Who would have thought that creative coding would take me far?
Not metaphorically — literally 8,900 kilometers.
What began as a quiet experiment in Berlin somehow unfolded into a ticket to Japan. And just like that, I found myself on a plane to Tokyo, heading to JSConf Japan to talk about music visualization.
Creative coding had always been a side hobby — something small, something personal. The digital equivalent of doodling in a notebook. I never expected it to open a door, let alone one that led halfway across the world.
But that’s the thing about creativity: it doesn’t move in straight lines. It wanders. It loops. It takes detours. And if you follow it long enough, it shows you places you didn’t know were waiting for you.
In my day-to-day work, everything has a purpose: a deadline, a requirement, a measurable outcome. There’s little room for wandering or getting lost. Creative coding fills that gap. It gives me space to explore, to follow small curiosities without knowing where they lead. With time it becomes a habit, a way of moving through the world — a soft reminder that the path matters as much as the arrival.

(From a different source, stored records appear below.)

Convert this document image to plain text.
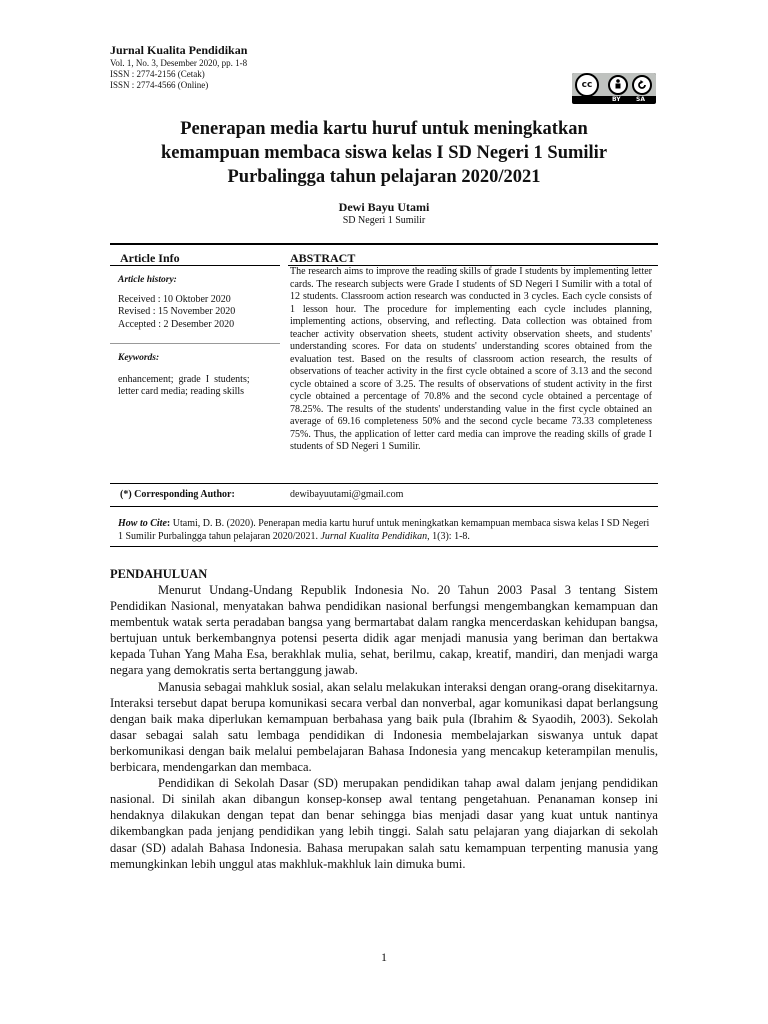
Jurnal Kualita Pendidikan
Vol. 1, No. 3, Desember 2020, pp. 1-8
ISSN : 2774-2156 (Cetak)
ISSN : 2774-4566 (Online)	cc
BY	SA
Penerapan media kartu huruf untuk meningkatkan
kemampuan membaca siswa kelas I SD Negeri 1 Sumilir
Purbalingga tahun pelajaran 2020/2021
Dewi Bayu Utami
SD Negeri 1 Sumilir
Article Info
Article history:
Received : 10 Oktober 2020
Revised : 15 November 2020
Accepted : 2 Desember 2020
Keywords:
enhancement;  grade  I  students;
letter card media; reading skills
ABSTRACT
The research aims to improve the reading skills of grade I students by implementing letter cards. The research subjects were Grade I students of SD Negeri I Sumilir with a total of 12 students. Classroom action research was conducted in 3 cycles. Each cycle consists of 1 lesson hour. The procedure for implementing each cycle includes planning, implementing actions, observing, and reflecting. Data collection was obtained from teacher activity observation sheets, student activity observation sheets, and students' understanding scores. For data on students' understanding scores obtained from the evaluation test. Based on the results of classroom action research, the results of observations of teacher activity in the first cycle obtained a score of 3.13 and the second cycle obtained a score of 3.25. The results of observations of student activity in the first cycle obtained a percentage of 70.8% and the second cycle obtained a percentage of 78.25%. The results of the students' understanding value in the first cycle obtained an average of 69.16 completeness 50% and the second cycle became 73.33 completeness 75%. Thus, the application of letter card media can improve the reading skills of grade I students of SD Negeri 1 Sumilir.
(*) Corresponding Author:	dewibayuutami@gmail.com
How to Cite: Utami, D. B. (2020). Penerapan media kartu huruf untuk meningkatkan kemampuan membaca siswa kelas I SD Negeri 1 Sumilir Purbalingga tahun pelajaran 2020/2021. Jurnal Kualita Pendidikan, 1(3): 1-8.
PENDAHULUAN

Menurut Undang-Undang Republik Indonesia No. 20 Tahun 2003 Pasal 3 tentang Sistem Pendidikan Nasional, menyatakan bahwa pendidikan nasional berfungsi mengembangkan kemampuan dan membentuk watak serta peradaban bangsa yang bermartabat dalam rangka mencerdaskan kehidupan bangsa, bertujuan untuk berkembangnya potensi peserta didik agar menjadi manusia yang beriman dan bertakwa kepada Tuhan Yang Maha Esa, berakhlak mulia, sehat, berilmu, cakap, kreatif, mandiri, dan menjadi warga negara yang demokratis serta bertanggung jawab.

Manusia sebagai mahkluk sosial, akan selalu melakukan interaksi dengan orang-orang disekitarnya. Interaksi tersebut dapat berupa komunikasi secara verbal dan nonverbal, agar komunikasi dapat berlangsung dengan baik maka diperlukan kemampuan berbahasa yang baik pula (Ibrahim & Syaodih, 2003). Sekolah dasar sebagai salah satu lembaga pendidikan di Indonesia membelajarkan siswanya untuk dapat berkomunikasi dengan baik melalui pembelajaran Bahasa Indonesia yang mencakup keterampilan menulis, berbicara, mendengarkan dan membaca.

Pendidikan di Sekolah Dasar (SD) merupakan pendidikan tahap awal dalam jenjang pendidikan nasional. Di sinilah akan dibangun konsep-konsep awal tentang pengetahuan. Penanaman konsep ini hendaknya dilakukan dengan tepat dan benar sehingga bias menjadi dasar yang kuat untuk nantinya dikembangkan pada jenjang pendidikan yang lebih tinggi. Salah satu pelajaran yang diajarkan di sekolah dasar (SD) adalah Bahasa Indonesia. Bahasa merupakan salah satu kemampuan terpenting manusia yang memungkinkan lebih unggul atas makhluk-makhluk lain dimuka bumi.

1
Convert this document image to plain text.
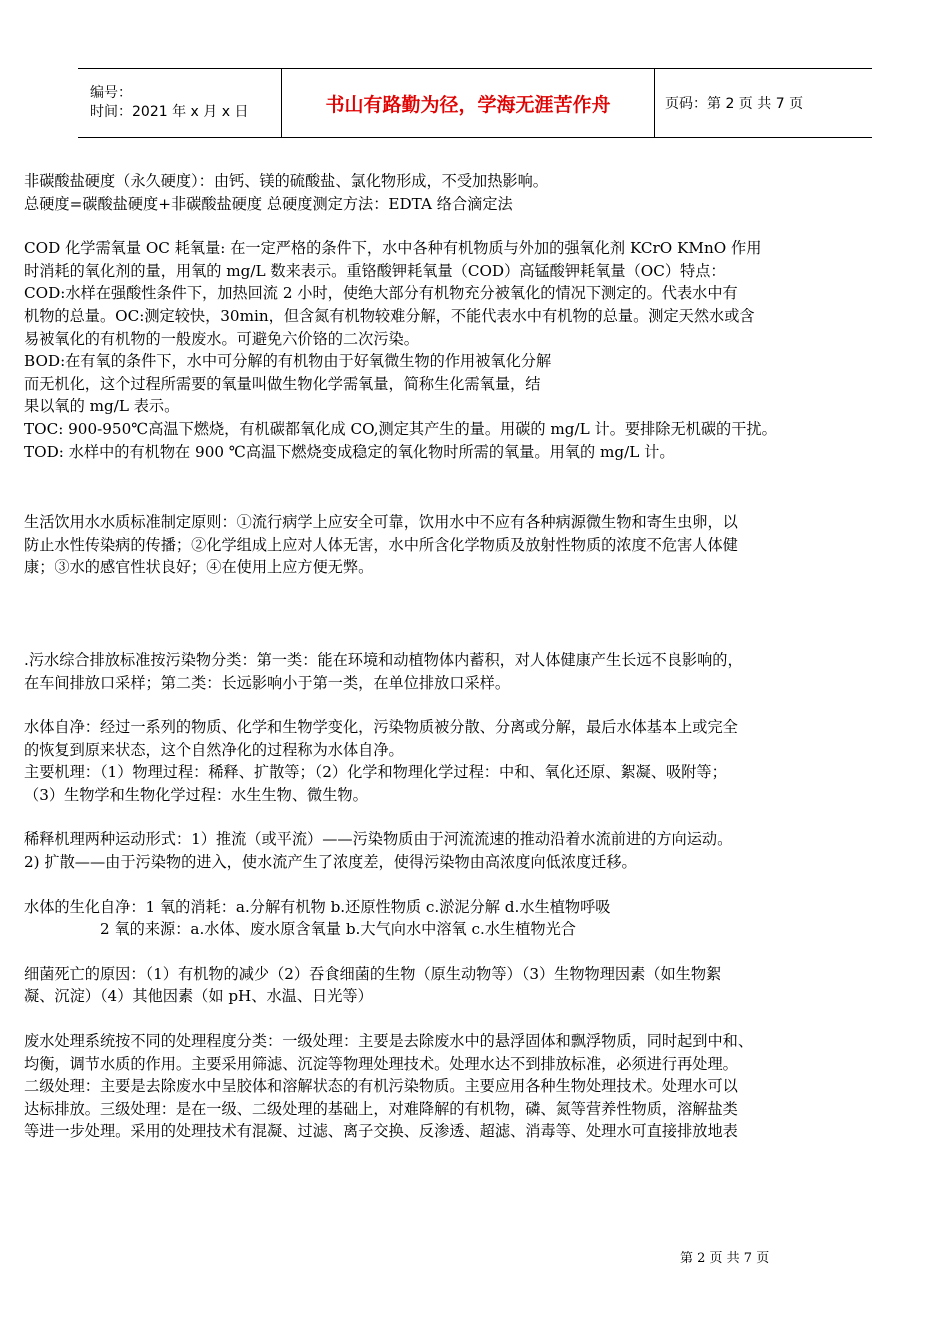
编号：
时间：2021 年 x 月 x 日	书山有路勤为径，学海无涯苦作舟	页码：第 2 页 共 7 页

非碳酸盐硬度（永久硬度）：由钙、镁的硫酸盐、氯化物形成，不受加热影响。

总硬度=碳酸盐硬度+非碳酸盐硬度 总硬度测定方法：EDTA 络合滴定法

COD 化学需氧量 OC 耗氧量: 在一定严格的条件下，水中各种有机物质与外加的强氧化剂 KCrO KMnO 作用

时消耗的氧化剂的量，用氧的 mg/L 数来表示。重铬酸钾耗氧量（COD）高锰酸钾耗氧量（OC）特点：

COD:水样在强酸性条件下，加热回流 2 小时，使绝大部分有机物充分被氧化的情况下测定的。代表水中有

机物的总量。OC:测定较快，30min，但含氮有机物较难分解，不能代表水中有机物的总量。测定天然水或含

易被氧化的有机物的一般废水。可避免六价铬的二次污染。

BOD:在有氧的条件下，水中可分解的有机物由于好氧微生物的作用被氧化分解

而无机化，这个过程所需要的氧量叫做生物化学需氧量，简称生化需氧量，结

果以氧的 mg/L 表示。

TOC: 900-950℃高温下燃烧，有机碳都氧化成 CO,测定其产生的量。用碳的 mg/L 计。要排除无机碳的干扰。

TOD: 水样中的有机物在 900 ℃高温下燃烧变成稳定的氧化物时所需的氧量。用氧的 mg/L 计。

生活饮用水水质标准制定原则：①流行病学上应安全可靠，饮用水中不应有各种病源微生物和寄生虫卵，以

防止水性传染病的传播；②化学组成上应对人体无害，水中所含化学物质及放射性物质的浓度不危害人体健

康；③水的感官性状良好；④在使用上应方便无弊。

.污水综合排放标准按污染物分类：第一类：能在环境和动植物体内蓄积，对人体健康产生长远不良影响的，

在车间排放口采样；第二类：长远影响小于第一类，在单位排放口采样。

水体自净：经过一系列的物质、化学和生物学变化，污染物质被分散、分离或分解，最后水体基本上或完全

的恢复到原来状态，这个自然净化的过程称为水体自净。

主要机理：（1）物理过程：稀释、扩散等；（2）化学和物理化学过程：中和、氧化还原、絮凝、吸附等；

（3）生物学和生物化学过程：水生生物、微生物。

稀释机理两种运动形式：1）推流（或平流）——污染物质由于河流流速的推动沿着水流前进的方向运动。

2) 扩散——由于污染物的进入，使水流产生了浓度差，使得污染物由高浓度向低浓度迁移。

水体的生化自净：1 氧的消耗：a.分解有机物 b.还原性物质 c.淤泥分解 d.水生植物呼吸

2 氧的来源：a.水体、废水原含氧量 b.大气向水中溶氧 c.水生植物光合

细菌死亡的原因：（1）有机物的减少（2）吞食细菌的生物（原生动物等）（3）生物物理因素（如生物絮

凝、沉淀）（4）其他因素（如 pH、水温、日光等）

废水处理系统按不同的处理程度分类：一级处理：主要是去除废水中的悬浮固体和飘浮物质，同时起到中和、

均衡，调节水质的作用。主要采用筛滤、沉淀等物理处理技术。处理水达不到排放标准，必须进行再处理。

二级处理：主要是去除废水中呈胶体和溶解状态的有机污染物质。主要应用各种生物处理技术。处理水可以

达标排放。三级处理：是在一级、二级处理的基础上，对难降解的有机物，磷、氮等营养性物质，溶解盐类

等进一步处理。采用的处理技术有混凝、过滤、离子交换、反渗透、超滤、消毒等、处理水可直接排放地表

第 2 页 共 7 页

For me, it started with a talk at GoTo Chicago about the math behind music. Then another one on music visualization at Grace Hopper Celebration. Then a live music coding workshop in Amsterdam. Then an Algorave performance at C3Fest — dancing to live-coded music, as if the logic itself had grown a heartbeat.
When I create music visualization, it’s the closest I ever get to feeling like a musician. I play with rhythm, shape, and unexpected movement. I listen for patterns — the ones hiding beneath the surface — and let them guide what happens on the screen.
And the best part?
There’s no plan.
No agenda.
Only curiosity.
I follow whatever pulls me in: a line that suddenly decides to dance, a sphere that rotates just a little too slowly, a shape that seems to hum along with the bass. Sometimes nothing works. Sometimes everything does.
Sometimes it’s chaos.
Sometimes it’s magic.
And sometimes it feels like the code is teaching me something about sound, or maybe about myself.
Maybe that’s why creative coding matters so much to me.
It encourages me to follow the threads that don’t lead anywhere except somewhere unexpected.
A place where curiosity is the destination. And maybe — in a world ruled by deadlines and deliverables — that small, wandering freedom is worth holding onto.
And if I’ve learned anything, it’s that sometimes the smallest curiosities can take you the farthest.